14 An oil tanker can hold \( 1200 \mathrm{~cm}^{3} \) of oil. Pump \( A \) alone, can empty the tanker in \( x \) hours. Pump \( B \) alone, can empty the tanker in \( (x+3) \) hours. (a) Find in terms of \( x \), the amount of oil, (i) that Pump \( A \) can empty per minute. (ii) that Pump \( B \) can empty per minute. (b) When both pumps are used at the same time, they can empty the oil tanker in 7 hours. Form an equation in \( x \) and show that it simplifies to (c) Solve the equation \( x^{2}-11 x-21=0 \), leaving your answers correct to 2 (decimal places. (d) Find, the rate of flow of Pump \( B \) in cubic centimetres per second.

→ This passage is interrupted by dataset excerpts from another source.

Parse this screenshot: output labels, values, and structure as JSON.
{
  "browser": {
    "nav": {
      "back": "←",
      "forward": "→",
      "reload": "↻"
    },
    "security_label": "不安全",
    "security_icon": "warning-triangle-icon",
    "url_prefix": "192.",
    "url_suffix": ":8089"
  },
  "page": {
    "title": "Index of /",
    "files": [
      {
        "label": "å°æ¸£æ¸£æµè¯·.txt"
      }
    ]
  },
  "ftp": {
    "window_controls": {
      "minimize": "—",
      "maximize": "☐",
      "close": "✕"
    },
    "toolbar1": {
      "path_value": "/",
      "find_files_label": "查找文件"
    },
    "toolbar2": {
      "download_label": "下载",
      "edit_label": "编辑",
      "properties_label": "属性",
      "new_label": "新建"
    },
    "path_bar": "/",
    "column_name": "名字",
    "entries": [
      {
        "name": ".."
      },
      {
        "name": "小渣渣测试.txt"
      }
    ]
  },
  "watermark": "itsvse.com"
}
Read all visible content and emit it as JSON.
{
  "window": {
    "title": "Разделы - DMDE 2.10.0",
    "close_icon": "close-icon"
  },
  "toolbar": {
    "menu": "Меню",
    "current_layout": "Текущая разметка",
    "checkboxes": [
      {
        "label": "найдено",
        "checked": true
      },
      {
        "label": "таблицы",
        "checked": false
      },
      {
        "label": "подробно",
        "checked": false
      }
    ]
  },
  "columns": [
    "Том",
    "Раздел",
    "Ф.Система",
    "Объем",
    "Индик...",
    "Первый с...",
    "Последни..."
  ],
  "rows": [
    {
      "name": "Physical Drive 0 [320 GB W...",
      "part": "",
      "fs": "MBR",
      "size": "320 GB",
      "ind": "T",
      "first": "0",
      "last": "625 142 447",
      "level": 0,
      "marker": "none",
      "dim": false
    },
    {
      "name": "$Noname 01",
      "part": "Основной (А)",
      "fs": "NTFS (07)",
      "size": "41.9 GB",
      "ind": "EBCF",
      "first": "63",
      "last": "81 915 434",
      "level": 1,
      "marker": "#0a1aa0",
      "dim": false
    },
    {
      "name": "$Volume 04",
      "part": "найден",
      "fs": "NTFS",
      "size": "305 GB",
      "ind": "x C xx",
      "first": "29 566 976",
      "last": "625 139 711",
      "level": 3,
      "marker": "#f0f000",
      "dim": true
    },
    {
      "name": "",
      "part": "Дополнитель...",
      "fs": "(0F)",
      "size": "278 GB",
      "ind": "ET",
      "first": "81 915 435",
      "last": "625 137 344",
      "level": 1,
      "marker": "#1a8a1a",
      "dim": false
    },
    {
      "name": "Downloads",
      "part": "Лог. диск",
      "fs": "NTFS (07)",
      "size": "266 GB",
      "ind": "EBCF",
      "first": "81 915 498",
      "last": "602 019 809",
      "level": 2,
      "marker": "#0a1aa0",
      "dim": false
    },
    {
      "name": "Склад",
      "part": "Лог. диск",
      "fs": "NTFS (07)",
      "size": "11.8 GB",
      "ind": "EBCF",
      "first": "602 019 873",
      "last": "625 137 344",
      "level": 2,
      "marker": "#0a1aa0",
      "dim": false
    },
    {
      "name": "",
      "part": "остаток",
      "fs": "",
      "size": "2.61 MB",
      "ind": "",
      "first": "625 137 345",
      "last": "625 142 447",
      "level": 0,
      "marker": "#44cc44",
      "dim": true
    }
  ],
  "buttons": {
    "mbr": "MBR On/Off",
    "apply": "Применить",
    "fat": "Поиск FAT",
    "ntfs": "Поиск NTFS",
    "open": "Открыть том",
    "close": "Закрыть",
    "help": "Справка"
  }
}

To tackle this fun-filled oil pumping puzzle, let’s dive in! First, we’ll kick off with (a): (i) Since Pump \( A \) can empty the tanker in \( x \) hours, we convert hours to minutes (where 1 hour = 60 minutes). Hence, Pump \( A \) empties \( \frac{1200 \, \text{cm}^3}{x \cdot 60} = \frac{20}{x} \, \text{cm}^3 \) per minute. (ii) For Pump \( B \), which takes \( x + 3 \) hours, it will empty \( \frac{1200}{(x + 3) \cdot 60} = \frac{20}{x + 3} \, \text{cm}^3 \) per minute. Now onto (b): When both pumps are working together, their combined emptying rate equals the total capacity divided by time (7 hours), which gives us: \[ \frac{20}{x} + \frac{20}{x + 3} = \frac{1200}{7 \cdot 60} \] This simplifies to: \[ \frac{20}{x} + \frac{20}{x + 3} = \frac{200}{7} \] Combining terms leads to a swift dance of fractions to arrive at an equation in \( x \). Now for (c): To solve the quadratic equation \( x^2 - 11x - 21 = 0 \), we can use the quadratic formula: \[ x = \frac{-b \pm \sqrt{b^2 - 4ac}}{2a} \] where \( a = 1 \), \( b = -11 \), and \( c = -21 \). This will yield two possible values of \( x \) (approximately): \( x \approx 13.87 \) and \( x \approx -1.87 \) (we'll discard the negative as time can’t go backwards!). Finally in (d), the rate of flow for Pump \( B \) in cubic centimeters per second is calculated by first finding the oil it pumps per minute as derived previously, then converting to seconds: \[ \text{Flow rate of Pump } B = \frac{20}{x + 3} \, \text{cm}^3 \text{ per minute} = \frac{20}{x + 3 \, \text{cm}^3 \text{ per minute} \cdot \frac{1}{60} \text{ min/sec} = \frac{20 \cdot 60}{x + 3} \text{ cm}^3 \text{ per second} \] Substituting \( x \) gives the precise flow rate. Isn’t math just marvelous?